Analysis of the wear marks of 30 stone tools found in this area showed that they were used to cut, scrape and prick both animals and plants. Since fire would not be used by hominins for another 2 million years or so, these stone tool makers ate everything raw, perhaps grinding the meat into something like hippo tartare to make it easier to chew.

Using a combination of dating methods, including the rate of decay of radioactive elements, the reversal of the Earth’s magnetic field, and the presence of certain fossil animals well dated in the fossil record, the research team was able to date the items recovered from Nyayanga. between 2.58 and 3 million years old.
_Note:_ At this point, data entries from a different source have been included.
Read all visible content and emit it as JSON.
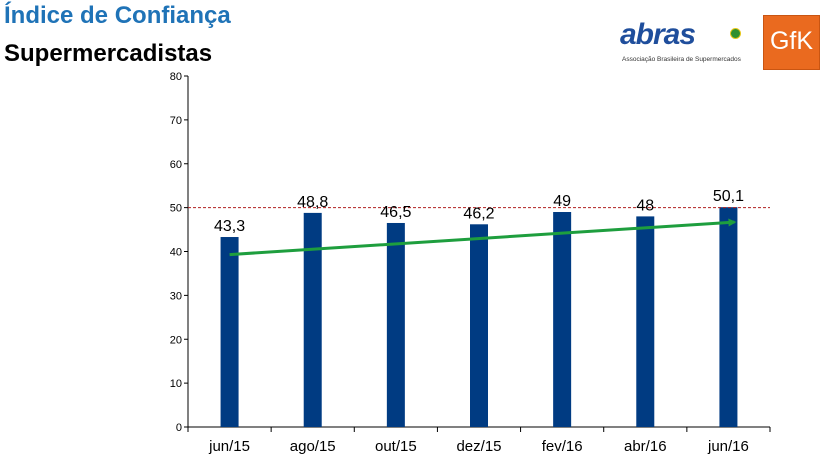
{
  "header": {
    "title_line1": "Índice de Confiança",
    "title_line2": "Supermercadistas"
  },
  "logos": {
    "abras": {
      "wordmark": "abras",
      "subtitle": "Associação Brasileira de Supermercados",
      "color": "#1f4e9c"
    },
    "gfk": {
      "wordmark": "GfK",
      "color": "#ea6a1f"
    }
  },
  "colors": {
    "title_accent": "#1f73b7",
    "bar": "#003b82",
    "trend_line": "#1e9e3e",
    "reference_line": "#b02020"
  },
  "chart_data": {
    "type": "bar",
    "title": "",
    "xlabel": "",
    "ylabel": "",
    "categories": [
      "jun/15",
      "ago/15",
      "out/15",
      "dez/15",
      "fev/16",
      "abr/16",
      "jun/16"
    ],
    "series": [
      {
        "values": [
          43.3,
          48.8,
          46.5,
          46.2,
          49,
          48,
          50.1
        ],
        "labels": [
          "43,3",
          "48,8",
          "46,5",
          "46,2",
          "49",
          "48",
          "50,1"
        ]
      }
    ],
    "ylim": [
      0,
      80
    ],
    "yticks": [
      0,
      10,
      20,
      30,
      40,
      50,
      60,
      70,
      80
    ],
    "reference_line": {
      "y": 50,
      "style": "dashed"
    },
    "trend_line": {
      "start_y": 39.3,
      "end_y": 46.7,
      "arrow": true
    },
    "grid": false,
    "legend": "none"
  }
}
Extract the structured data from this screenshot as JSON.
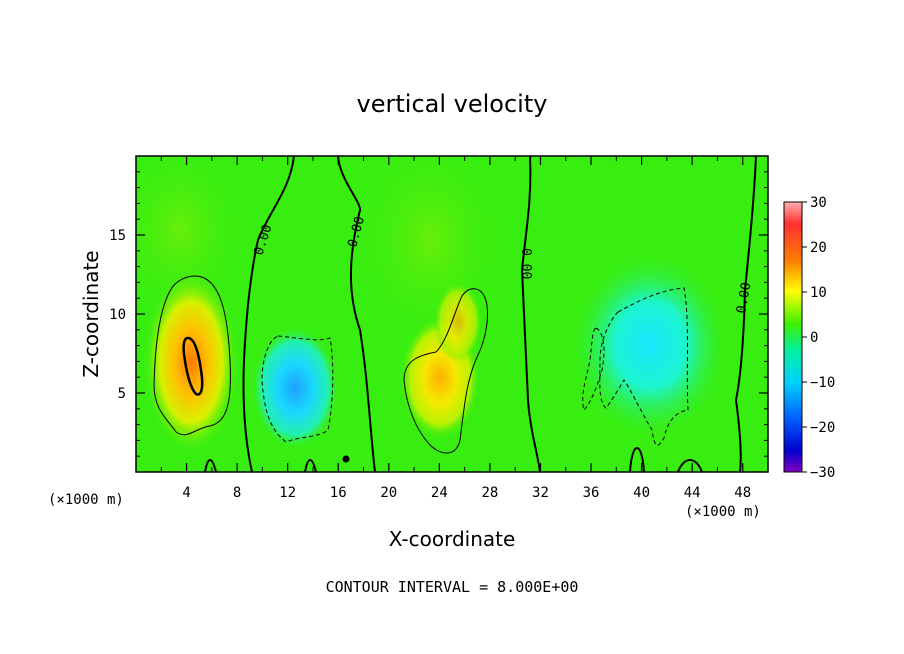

“This is one of the oldest, if not the oldest, examples of Oldowan technology,” Plummer said. “This shows that tooling was more widespread earlier than people thought, and that it was used to process a wide variety of plant and animal tissues. We don’t know for sure what the adaptive value was, but the variety of uses suggests it was important to these hominins.”

The discovery of the teeth of a musculoskeletal paranthropus next to these stone tools raises the question of whether it was this line, and not the genus Homo, that might have been the architect of the earliest Oldowan stone tools, or perhaps even several lines produced these tools. instruments around the same time.

The excavations underlying this study provide insight into the world in which human ancestors lived and help illustrate how stone-working technology allowed these early hominins to adapt to different environments and eventually give rise to the human species.

“East Africa was not a stable ancestral home for our species,” Potts said. “It was more of a seething cauldron of environmental change, with rainstorms and droughts and a varied, ever-changing food menu. Olduvian stone tools could cut through and split it all and help early toolmakers adapt to new places and new opportunities, whether it be a dead hippopotamus or a starchy root.”

This research was funded by the Smithsonian Institution, the Leakey Foundation, the National Science Foundation, the Wenner-Gren Foundation, the City University of New York, the Donner Foundation, and the Peter Buck Foundation for Human Origins Research.

For more science news, visit our New Discoveries section at The bright side of the news.

Note: Material provided above by the Smithsonian Institution. Content can be edited for style and length.